Добавить в цитаты Настройки чтения

Страница 20 из 31

– Допрыгалась, Давидович. Немедленно приведи родителей. Прямо к директору. Из комсомола ты уже вылетела. Стоит вопрос о твоем исключении из школы.

Во дворе 1951 год. Отец, нареченный безродным космополитом, выгнан из университета. Последовал обширный инфаркт, превративший его в инвалида. Я не могла нанести ему еще один удар…

Постучалась в директорский кабинет. За все школьные годы я была в нем не больше трех раз.
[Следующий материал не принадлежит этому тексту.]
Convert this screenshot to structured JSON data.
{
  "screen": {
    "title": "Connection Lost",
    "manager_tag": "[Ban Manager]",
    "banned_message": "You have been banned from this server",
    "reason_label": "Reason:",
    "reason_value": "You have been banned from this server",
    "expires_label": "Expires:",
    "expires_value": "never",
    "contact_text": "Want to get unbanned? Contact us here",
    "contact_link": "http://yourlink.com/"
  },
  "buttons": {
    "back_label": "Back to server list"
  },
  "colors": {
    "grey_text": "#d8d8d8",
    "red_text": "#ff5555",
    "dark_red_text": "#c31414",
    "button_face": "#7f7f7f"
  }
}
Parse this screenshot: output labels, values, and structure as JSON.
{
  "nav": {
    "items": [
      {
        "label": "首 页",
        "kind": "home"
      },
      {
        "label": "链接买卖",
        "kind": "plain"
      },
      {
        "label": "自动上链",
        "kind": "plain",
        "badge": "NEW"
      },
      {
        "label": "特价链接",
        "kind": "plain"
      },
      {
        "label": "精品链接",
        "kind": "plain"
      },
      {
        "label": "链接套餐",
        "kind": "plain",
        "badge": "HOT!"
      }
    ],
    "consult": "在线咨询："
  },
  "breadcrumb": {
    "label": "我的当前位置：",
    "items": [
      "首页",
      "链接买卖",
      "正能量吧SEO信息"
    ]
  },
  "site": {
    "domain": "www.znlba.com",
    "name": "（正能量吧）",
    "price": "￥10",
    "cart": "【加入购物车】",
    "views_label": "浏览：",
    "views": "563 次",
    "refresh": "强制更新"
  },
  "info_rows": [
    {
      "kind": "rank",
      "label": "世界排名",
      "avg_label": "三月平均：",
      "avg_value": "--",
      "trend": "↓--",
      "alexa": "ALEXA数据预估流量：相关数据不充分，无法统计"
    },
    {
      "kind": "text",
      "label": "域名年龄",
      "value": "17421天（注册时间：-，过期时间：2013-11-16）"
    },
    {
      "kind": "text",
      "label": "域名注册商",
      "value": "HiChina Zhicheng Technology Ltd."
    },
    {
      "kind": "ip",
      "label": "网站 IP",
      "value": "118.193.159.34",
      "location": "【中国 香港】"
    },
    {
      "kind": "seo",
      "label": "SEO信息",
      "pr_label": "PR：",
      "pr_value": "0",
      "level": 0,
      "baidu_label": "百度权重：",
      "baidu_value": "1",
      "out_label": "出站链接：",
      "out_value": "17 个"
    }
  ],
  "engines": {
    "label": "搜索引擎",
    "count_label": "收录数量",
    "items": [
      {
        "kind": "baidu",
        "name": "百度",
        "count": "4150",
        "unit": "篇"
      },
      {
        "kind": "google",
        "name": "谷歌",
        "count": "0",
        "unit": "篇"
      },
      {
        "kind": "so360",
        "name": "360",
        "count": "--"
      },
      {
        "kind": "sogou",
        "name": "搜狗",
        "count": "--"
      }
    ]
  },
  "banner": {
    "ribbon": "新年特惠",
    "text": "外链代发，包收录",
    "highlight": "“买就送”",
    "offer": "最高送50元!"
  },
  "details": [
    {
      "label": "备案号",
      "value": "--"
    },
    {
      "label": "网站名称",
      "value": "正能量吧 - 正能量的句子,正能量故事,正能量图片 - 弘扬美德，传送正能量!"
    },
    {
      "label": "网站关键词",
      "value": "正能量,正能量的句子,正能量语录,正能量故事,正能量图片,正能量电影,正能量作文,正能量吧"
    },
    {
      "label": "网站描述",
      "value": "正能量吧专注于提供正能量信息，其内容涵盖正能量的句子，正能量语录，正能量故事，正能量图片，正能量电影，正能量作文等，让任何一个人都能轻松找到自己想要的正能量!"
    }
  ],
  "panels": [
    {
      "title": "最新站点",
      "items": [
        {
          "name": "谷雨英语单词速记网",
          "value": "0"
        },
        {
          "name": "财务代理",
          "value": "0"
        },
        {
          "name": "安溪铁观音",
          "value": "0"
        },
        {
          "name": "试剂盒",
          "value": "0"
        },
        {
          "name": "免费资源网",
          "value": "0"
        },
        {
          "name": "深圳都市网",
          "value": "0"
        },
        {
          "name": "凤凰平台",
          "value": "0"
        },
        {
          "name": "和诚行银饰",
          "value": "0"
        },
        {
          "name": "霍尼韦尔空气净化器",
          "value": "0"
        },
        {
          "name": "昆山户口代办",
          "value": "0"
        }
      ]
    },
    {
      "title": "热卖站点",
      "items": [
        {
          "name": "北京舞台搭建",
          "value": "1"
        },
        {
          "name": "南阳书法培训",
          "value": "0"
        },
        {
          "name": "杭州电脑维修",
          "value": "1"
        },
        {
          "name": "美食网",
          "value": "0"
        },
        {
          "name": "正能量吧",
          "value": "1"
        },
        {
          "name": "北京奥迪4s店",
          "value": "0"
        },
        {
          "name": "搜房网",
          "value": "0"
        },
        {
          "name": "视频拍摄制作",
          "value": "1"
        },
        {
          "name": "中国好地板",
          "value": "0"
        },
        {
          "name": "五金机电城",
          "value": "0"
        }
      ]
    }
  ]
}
Директрису Галину Мефодиевну боялись все, от нее несло могильным хладом.

– Войдите.

При моем появлении Галина поднялась из-за стола, сверкнув опять же – мне везет – орденом Ленина на лацкане костюма, и уставилась на меня оловянными бляшками глаз.

– Я тебя не приглашала.

– Можно с вами поговорить, Галина Мефодиевна?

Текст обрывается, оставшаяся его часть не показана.